AF = pm.Gamma('AF', alpha=gammaShape, beta=gammaBeta)  # (nSample, nPos, nComo)

lambda_p = pm.Deterministic('lambda_p', TD * AF)  # (nSample, nPos, nComo)
# mask out missing data using a binary mask
obs = pm.Potential('obs', pm.logp(pm.Poisson.dist(mu=lambda_p), AD) * dataDict['AD_mask'])

I use the following code to generate toy data ignoring missing data:
from scipy.stats import halfnorm
rng = np.random.default_rng(123)
nSample, nPos, nCombo = 20, 20, 10
gammaMu_c_true = halfnorm.rvs(loc=2, scale=.5, size=nCombo)
gammaMu_p_true = rng.normal(loc=gammaMu_c_true, scale=.05, size=(nPos, nCombo))
gammaMu_s_true = rng.normal(loc=gammaMu_p_true, scale=.1, size=(nSample, nPos, nCombo))

gammaMu_s_true = gammaMu_s_true # identity link
gammaStd_true = halfnorm.rvs(loc=0, scale=2, size=(nSample, nPos, nCombo))
gammaShape_true = gammaMu_true ** 2 / gammaStd_true ** 2
gammaBeta_true = gammaShape_true / gammaMu_true
AF_true = rng.gamma(shape=gammaShape_true, scale=1 / gammaBeta_true)
TD_true = np.random.randint(2000, 4000, (nSample, nPos, nCombo))
lambda_p_true = TD_true * AF_true
AD_true = rng.poisson(lambda_p_true)

With 2 chains 1000 draws, there were around 20 divergences.
Using nSample, nPos, nCombo = 20, 20, 10, it roughly converged ok by posterior plots.

By the way you don’t need to wrap everything in deterministics, only if you need those values afterwards.
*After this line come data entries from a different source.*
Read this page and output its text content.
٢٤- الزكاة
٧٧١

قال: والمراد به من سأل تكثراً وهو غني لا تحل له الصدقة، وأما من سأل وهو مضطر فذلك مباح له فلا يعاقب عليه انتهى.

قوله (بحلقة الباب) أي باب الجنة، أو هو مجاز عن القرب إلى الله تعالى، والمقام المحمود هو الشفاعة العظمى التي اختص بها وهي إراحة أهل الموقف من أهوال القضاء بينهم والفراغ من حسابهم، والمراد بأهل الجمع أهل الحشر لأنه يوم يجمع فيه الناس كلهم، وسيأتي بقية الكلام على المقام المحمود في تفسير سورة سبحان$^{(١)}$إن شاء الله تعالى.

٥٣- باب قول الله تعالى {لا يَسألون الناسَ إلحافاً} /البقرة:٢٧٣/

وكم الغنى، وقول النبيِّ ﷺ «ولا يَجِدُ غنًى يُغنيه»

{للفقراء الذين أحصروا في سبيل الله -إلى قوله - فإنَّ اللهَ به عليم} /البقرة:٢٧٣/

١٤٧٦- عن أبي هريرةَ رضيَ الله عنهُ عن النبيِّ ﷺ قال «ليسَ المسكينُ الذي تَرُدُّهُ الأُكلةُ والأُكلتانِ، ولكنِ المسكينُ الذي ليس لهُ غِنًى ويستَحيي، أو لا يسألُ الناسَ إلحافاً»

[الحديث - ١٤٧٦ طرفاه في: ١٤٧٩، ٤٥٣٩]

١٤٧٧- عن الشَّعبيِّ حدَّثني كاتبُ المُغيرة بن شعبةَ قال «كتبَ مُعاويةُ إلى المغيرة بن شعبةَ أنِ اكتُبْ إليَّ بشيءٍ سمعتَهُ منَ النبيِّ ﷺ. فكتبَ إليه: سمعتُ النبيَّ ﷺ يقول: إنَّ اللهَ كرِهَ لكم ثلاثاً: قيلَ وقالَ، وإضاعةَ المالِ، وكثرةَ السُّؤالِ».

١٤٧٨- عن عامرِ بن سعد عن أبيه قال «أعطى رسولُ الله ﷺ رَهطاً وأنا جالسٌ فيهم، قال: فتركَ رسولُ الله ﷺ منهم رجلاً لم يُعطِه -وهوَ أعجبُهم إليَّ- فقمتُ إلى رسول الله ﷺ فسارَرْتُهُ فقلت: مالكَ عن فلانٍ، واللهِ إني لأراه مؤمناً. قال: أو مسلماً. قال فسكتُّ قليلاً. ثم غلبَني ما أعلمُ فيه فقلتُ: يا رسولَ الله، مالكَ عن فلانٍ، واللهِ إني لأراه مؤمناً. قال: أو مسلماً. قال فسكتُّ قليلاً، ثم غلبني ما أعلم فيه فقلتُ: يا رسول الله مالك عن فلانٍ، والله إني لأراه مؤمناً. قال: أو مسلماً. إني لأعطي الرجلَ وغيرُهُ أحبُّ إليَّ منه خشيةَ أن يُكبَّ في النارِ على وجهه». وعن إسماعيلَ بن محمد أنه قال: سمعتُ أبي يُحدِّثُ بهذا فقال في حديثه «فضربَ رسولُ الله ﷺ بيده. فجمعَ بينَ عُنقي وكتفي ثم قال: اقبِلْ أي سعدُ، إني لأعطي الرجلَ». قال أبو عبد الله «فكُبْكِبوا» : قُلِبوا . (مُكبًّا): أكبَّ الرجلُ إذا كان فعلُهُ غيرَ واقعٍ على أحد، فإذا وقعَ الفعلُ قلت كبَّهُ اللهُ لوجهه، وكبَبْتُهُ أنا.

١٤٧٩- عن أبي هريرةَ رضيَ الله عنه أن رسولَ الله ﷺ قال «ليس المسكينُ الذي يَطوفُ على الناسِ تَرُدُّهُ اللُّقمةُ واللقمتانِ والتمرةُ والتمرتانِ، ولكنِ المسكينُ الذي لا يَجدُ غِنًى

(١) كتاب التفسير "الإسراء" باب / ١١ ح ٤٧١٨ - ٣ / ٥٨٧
It will save on memory/computation.

You might benefit from changing how you compute gammaMu_c, but as you commented it might not be trivial.

Otherwise it looks fine, but the fact you get divergences could mean bad priors/ challenging model. I would focus on fixing that before worrying about speedup. As you would still be getting invalid samples, just faster.